俊助はその棕櫚縄《しゆろなわ》に手をかけて、そっと井戸の中をのぞき込んだが、そのとたん、あっと叫んでうしろにとびのいた。
「どうした、どうした」
「人だ! 人がぶら下がっている」
その声に俊助のうしろから井戸の中をのぞき込んだ等々力警部、なるほど見れば、真っ暗な井戸の途中に、釣瓶の棕櫚縄で首を巻かれた一人の男が、まるで死刑囚のようにブラブラとぶら下がっているのだ。
「あ」
と、警部も思わず息をのんで、
「三津木君、手伝ってくれたまえ。とにかく上へ引きあげてみよう」
二人は力を合わせて、その棕櫚縄を引きあげたが、次第に屍体《したい》がせりあがってくるにしたがって、そいつが片田専吉であることはひと目でわかった。片足がなくて、そこに棒のような木の義足がついているのである。
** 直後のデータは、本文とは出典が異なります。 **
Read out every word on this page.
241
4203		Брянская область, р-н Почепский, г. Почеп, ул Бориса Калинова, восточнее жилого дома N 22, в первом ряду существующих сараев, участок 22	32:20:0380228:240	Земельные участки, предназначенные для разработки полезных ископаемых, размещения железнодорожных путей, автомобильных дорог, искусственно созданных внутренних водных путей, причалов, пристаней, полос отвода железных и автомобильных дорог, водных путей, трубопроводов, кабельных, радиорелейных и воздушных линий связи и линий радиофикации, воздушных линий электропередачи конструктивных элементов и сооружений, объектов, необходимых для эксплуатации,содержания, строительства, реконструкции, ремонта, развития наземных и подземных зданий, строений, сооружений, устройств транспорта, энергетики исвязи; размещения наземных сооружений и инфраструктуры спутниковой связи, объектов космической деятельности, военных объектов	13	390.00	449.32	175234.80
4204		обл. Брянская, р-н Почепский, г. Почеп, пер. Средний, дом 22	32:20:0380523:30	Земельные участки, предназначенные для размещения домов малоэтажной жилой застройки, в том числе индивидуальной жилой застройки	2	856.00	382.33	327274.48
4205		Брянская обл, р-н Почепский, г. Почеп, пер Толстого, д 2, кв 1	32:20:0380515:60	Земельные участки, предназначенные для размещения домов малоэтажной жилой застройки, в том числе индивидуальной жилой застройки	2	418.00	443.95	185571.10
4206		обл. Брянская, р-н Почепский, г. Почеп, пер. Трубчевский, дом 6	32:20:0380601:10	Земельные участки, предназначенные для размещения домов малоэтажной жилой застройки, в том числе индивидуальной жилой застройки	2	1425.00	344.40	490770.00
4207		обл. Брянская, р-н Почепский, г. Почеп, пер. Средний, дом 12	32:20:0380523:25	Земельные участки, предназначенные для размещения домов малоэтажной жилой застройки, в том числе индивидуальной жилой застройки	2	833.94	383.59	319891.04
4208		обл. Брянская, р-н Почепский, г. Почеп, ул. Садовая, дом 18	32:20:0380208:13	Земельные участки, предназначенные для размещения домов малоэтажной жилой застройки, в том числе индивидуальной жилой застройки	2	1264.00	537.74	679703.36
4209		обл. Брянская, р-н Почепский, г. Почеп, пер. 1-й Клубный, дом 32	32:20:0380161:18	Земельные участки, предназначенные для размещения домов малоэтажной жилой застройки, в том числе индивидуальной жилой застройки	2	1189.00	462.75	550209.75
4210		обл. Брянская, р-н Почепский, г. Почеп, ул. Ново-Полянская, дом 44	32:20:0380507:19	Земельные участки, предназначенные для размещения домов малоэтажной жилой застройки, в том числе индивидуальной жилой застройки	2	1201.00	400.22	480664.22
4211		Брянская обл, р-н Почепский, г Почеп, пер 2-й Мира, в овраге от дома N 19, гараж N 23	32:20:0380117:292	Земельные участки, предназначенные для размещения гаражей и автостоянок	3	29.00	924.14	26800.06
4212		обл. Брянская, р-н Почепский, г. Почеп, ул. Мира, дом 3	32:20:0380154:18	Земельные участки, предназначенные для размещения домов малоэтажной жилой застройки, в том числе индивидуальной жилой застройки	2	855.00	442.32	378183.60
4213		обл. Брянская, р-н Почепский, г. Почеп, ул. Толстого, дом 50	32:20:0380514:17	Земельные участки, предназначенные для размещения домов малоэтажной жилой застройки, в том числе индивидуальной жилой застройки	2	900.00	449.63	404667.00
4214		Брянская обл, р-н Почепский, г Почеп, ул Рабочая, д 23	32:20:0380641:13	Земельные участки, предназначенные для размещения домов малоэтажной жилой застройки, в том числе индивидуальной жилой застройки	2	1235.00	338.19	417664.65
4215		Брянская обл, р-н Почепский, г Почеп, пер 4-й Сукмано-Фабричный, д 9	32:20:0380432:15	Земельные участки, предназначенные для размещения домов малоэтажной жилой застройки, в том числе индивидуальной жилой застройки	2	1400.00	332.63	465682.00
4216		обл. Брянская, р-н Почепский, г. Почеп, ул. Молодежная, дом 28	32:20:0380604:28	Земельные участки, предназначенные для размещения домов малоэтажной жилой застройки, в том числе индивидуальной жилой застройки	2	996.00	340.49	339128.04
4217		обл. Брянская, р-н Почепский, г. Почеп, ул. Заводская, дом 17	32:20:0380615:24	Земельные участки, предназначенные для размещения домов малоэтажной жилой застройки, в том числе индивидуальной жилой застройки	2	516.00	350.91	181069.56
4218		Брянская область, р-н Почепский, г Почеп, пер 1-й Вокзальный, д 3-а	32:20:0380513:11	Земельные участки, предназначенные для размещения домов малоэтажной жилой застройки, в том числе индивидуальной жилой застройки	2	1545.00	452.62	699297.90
「片田専吉だな。畜生、探してもわからないはずだ。こいつめ、こんなところで首を吊《つ》っていやがったのだ」
そういいながら、屍体の顔をのぞきこんだ等々力警部、そのとたん、
「わっ、こいつはどうしたんだ」
驚いてうしろへとびのいたが、無理もない。片田の屍体は仮面をかぶっているのだ。しかもその仮面は、俊助が二度までも脅かされた、あの悪魔の形相とそっくり同じで、しかも陰々《いんいん》として怪しげな燐光《りんこう》を放っているその気味悪さ。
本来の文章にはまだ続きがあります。